Они поднялись на верхний уровень и смотрели оттуда вниз, вверх и вокруг. Солнце превратило некоторые части ландшафта в золотистое конфетти. Линия горизонта напоминала покосившийся забор. В черном кратере булькали оранжевые огоньки. Комья лавы взлетали в небо. Время от времени по земле пробегала дрожь. Когда ветер менял направление или усиливался, дымовой занавес раздвигался, и можно было рассмотреть бьющиеся о подножие конуса, искаженное горячими газовыми линзами, черные волны Атлантики. У самой земли листья толстых, с человека обхватом, лиан, звенели свежестью, наверху они были чернее ночи.
— …трудно поверить, что вся Земля такая, — говорил Морвин, — и что это происходит на наших глазах.
— Спроси об этом ОЛ — это их рук дело.
— …и никто никогда не поселится на родной планете…
— Я живу здесь — как напоминание о преступлении и предостережение.
— …во Вселенной множество миров, похожих на нашу прежнюю землю.
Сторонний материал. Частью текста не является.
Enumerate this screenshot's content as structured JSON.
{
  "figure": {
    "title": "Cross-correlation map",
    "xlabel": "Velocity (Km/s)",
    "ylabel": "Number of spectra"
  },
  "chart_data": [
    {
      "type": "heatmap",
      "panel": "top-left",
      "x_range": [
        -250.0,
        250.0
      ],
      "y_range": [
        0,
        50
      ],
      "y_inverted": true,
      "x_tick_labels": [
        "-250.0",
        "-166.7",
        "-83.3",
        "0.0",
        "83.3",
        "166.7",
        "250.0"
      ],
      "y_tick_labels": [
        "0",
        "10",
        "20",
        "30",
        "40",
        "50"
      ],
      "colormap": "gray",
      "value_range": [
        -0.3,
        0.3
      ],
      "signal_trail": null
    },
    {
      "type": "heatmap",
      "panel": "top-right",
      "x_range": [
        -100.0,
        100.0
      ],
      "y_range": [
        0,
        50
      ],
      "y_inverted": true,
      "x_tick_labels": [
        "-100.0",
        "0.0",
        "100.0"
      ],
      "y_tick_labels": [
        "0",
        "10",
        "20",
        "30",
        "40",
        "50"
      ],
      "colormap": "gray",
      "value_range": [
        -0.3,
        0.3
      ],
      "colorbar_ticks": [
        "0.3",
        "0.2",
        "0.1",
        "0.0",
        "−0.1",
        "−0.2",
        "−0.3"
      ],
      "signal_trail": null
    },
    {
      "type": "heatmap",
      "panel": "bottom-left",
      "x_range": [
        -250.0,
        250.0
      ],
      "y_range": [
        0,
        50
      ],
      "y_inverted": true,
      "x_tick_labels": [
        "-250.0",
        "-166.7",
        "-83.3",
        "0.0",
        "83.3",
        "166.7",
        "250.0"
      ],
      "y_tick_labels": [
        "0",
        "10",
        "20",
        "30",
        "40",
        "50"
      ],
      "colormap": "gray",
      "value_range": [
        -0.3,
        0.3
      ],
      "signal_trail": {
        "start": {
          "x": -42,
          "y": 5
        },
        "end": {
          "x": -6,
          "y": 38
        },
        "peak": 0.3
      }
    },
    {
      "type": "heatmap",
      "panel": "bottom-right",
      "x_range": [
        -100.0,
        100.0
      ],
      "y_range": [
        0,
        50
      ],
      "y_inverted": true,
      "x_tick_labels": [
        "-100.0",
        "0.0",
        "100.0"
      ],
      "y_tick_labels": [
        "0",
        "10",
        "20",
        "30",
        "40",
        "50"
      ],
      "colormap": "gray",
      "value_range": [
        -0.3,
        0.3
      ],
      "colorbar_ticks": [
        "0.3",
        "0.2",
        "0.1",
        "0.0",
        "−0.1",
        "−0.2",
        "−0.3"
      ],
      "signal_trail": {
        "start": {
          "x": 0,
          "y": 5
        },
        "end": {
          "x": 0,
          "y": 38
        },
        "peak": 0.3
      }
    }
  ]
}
На них живут миллиарды ни в чем не повинных людей.
— Когда ставишь себе целью покарать преступников, стараешься не замечать невиновных. Таков путь мщения.
— Если не мстить, через несколько поколений не будет преступников, не будет и невиновных. По крайней мере, новое поколение ни в чем не будет виновато… а планеты сохранятся зелеными.
— Такой взгляд на вещи чересчур отдает философией для меня — человека, много видевшего в жизни.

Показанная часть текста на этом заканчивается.